About the Researcher
Zhentao Zhang, MD, PhD, is a postdoctoral research scholar in the Department of Pathology and Laboratory Medicine at Emory University. He completed his doctoral studies on neuroscience and neurology in Tongji Medical College, Huazhong University of Science and Technology (China). He joined the group of Keqiang Ye, PhD, in 2012, where he focused on the proteolytic processing of APP and tau in AD. The discovery of AEP as a novel protease that mediates the truncation of both APP and tau not only makes it a promising target for the treatment of AD, but also makes it a potential biomarker for the diagnosis of AD.
"After finishing my MD and PhD degrees, I worked in the neurology department at a hospital. A lot of patients come to the hospital with the main complication of cognitive decline. Some could not remember where they lived. Some could not recognize their family members. Almost half of them were diagnosed with Alzheimer disease.

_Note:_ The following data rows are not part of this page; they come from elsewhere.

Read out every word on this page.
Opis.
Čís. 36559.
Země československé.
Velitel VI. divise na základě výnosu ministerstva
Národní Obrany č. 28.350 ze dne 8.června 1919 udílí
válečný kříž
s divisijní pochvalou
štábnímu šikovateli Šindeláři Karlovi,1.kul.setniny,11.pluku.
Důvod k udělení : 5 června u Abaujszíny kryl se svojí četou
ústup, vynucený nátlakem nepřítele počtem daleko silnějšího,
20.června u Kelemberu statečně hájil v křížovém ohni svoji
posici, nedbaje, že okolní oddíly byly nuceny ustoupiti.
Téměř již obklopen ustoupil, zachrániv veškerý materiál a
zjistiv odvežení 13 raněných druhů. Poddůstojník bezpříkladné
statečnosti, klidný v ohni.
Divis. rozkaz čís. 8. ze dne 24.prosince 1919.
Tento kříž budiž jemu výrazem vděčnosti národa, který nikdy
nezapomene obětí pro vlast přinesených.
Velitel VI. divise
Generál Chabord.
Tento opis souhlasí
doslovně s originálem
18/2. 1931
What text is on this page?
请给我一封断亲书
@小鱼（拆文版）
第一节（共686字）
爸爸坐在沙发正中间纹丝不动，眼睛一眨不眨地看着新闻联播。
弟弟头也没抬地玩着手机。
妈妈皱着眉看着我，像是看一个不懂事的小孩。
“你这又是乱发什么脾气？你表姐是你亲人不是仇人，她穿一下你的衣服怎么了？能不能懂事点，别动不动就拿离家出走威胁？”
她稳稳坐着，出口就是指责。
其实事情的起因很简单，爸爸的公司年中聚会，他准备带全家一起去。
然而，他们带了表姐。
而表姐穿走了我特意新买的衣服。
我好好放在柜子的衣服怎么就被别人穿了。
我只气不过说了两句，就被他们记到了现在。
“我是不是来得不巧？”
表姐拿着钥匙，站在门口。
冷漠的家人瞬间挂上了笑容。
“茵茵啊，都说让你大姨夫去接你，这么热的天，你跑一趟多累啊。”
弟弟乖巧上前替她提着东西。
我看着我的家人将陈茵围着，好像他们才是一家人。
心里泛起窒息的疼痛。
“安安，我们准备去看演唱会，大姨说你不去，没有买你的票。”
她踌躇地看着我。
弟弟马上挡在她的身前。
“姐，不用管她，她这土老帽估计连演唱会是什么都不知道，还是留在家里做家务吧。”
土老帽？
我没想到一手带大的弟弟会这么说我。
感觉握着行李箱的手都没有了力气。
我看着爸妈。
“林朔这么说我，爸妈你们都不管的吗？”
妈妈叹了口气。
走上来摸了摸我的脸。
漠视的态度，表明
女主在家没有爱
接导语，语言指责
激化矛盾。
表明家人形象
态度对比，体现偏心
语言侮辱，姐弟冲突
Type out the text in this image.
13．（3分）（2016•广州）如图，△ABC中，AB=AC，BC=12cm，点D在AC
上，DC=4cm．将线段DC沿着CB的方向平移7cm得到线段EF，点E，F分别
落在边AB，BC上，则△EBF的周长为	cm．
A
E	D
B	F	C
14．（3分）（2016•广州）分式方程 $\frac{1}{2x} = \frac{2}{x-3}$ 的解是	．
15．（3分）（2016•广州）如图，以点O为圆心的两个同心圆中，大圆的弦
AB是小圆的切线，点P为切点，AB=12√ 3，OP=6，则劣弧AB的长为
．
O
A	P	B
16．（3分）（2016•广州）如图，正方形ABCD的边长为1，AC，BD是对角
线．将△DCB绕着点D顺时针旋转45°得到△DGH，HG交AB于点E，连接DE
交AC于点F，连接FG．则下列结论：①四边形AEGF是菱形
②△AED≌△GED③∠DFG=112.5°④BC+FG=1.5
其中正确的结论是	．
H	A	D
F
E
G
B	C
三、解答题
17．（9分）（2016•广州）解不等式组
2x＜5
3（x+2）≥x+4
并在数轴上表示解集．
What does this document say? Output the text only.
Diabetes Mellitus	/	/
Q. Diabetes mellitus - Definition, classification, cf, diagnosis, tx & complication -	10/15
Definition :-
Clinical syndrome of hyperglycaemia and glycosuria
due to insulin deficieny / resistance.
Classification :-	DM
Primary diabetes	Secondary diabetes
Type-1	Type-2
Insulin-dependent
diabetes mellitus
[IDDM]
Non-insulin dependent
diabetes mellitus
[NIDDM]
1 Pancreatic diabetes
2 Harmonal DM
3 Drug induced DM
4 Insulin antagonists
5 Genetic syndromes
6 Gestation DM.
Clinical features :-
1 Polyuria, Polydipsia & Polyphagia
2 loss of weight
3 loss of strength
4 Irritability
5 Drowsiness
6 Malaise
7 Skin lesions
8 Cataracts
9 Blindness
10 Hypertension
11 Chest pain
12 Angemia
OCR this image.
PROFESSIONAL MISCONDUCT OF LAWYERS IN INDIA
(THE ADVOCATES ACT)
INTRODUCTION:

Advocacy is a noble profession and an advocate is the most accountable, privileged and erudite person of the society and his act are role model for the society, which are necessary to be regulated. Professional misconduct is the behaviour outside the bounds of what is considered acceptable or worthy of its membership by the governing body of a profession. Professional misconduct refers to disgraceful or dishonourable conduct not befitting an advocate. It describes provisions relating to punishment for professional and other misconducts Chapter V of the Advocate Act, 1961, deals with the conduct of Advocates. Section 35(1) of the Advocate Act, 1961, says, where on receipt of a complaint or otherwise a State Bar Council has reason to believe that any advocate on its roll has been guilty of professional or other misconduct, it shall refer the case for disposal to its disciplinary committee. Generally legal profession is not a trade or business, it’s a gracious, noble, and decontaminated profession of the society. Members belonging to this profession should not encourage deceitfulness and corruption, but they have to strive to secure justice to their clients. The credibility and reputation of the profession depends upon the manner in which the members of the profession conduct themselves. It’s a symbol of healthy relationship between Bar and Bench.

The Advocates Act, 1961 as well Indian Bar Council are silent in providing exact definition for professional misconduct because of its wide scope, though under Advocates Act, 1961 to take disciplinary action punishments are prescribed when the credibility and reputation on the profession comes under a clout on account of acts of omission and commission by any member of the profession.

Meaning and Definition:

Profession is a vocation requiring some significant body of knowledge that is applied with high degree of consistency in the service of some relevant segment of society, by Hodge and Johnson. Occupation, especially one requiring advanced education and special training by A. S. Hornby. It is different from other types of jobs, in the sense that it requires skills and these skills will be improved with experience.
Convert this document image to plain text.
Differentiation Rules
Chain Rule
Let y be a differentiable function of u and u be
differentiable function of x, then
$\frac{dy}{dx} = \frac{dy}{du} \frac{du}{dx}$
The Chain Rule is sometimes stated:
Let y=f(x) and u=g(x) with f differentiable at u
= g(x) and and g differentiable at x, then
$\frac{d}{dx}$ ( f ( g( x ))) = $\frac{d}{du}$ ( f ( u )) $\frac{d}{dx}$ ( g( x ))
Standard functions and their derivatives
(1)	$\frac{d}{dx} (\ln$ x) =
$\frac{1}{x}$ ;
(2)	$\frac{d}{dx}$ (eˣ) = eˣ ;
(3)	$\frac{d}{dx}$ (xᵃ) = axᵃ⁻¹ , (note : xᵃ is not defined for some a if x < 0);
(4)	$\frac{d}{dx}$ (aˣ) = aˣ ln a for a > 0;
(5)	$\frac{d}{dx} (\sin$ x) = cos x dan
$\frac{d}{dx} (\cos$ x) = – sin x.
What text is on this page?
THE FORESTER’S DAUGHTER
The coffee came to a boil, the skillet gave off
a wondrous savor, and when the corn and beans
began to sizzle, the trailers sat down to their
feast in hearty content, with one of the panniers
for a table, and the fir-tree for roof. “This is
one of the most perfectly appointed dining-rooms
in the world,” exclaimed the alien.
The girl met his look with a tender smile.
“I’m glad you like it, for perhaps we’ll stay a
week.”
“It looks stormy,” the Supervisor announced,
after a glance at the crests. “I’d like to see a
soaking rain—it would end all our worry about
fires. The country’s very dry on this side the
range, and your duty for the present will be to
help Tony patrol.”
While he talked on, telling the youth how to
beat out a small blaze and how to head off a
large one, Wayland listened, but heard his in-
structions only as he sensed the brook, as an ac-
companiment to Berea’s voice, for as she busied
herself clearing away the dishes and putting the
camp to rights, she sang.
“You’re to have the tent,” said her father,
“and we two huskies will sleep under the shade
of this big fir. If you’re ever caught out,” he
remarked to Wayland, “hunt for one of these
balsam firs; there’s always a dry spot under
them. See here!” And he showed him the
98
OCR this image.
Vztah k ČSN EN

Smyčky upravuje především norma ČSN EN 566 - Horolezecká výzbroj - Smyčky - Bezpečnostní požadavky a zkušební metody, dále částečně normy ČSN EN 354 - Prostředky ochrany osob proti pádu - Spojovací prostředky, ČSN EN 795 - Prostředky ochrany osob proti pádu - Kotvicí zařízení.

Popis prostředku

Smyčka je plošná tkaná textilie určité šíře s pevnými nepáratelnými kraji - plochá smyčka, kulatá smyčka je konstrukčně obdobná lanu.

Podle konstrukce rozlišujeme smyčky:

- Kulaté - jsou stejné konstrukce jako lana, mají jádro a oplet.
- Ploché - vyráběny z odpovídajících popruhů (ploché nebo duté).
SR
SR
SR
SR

This devastating disease poses a great challenge to their families and to society. Unfortunately, there is no cure for it because the molecular mechanisms of the disease are largely unknown. I joined Dr. Keqiang Ye’s team in the Department of Pathology and Laboratory Medicine at Emory University. Under the instruction of Dr. Ye, we identified a novel protease AEP that mediates the pathogensis of AD. We immediately came to the hypothesis that this enzyme may serve as a novel biomarker for the early diagnosis of AD. The support from BrightFocus Foundation provides us the opportunity to verify this hypothesis. We hope our findings will help facilitate early diagnosis and early intervention, and ultimately improve treatment success for patients who suffer from this illness."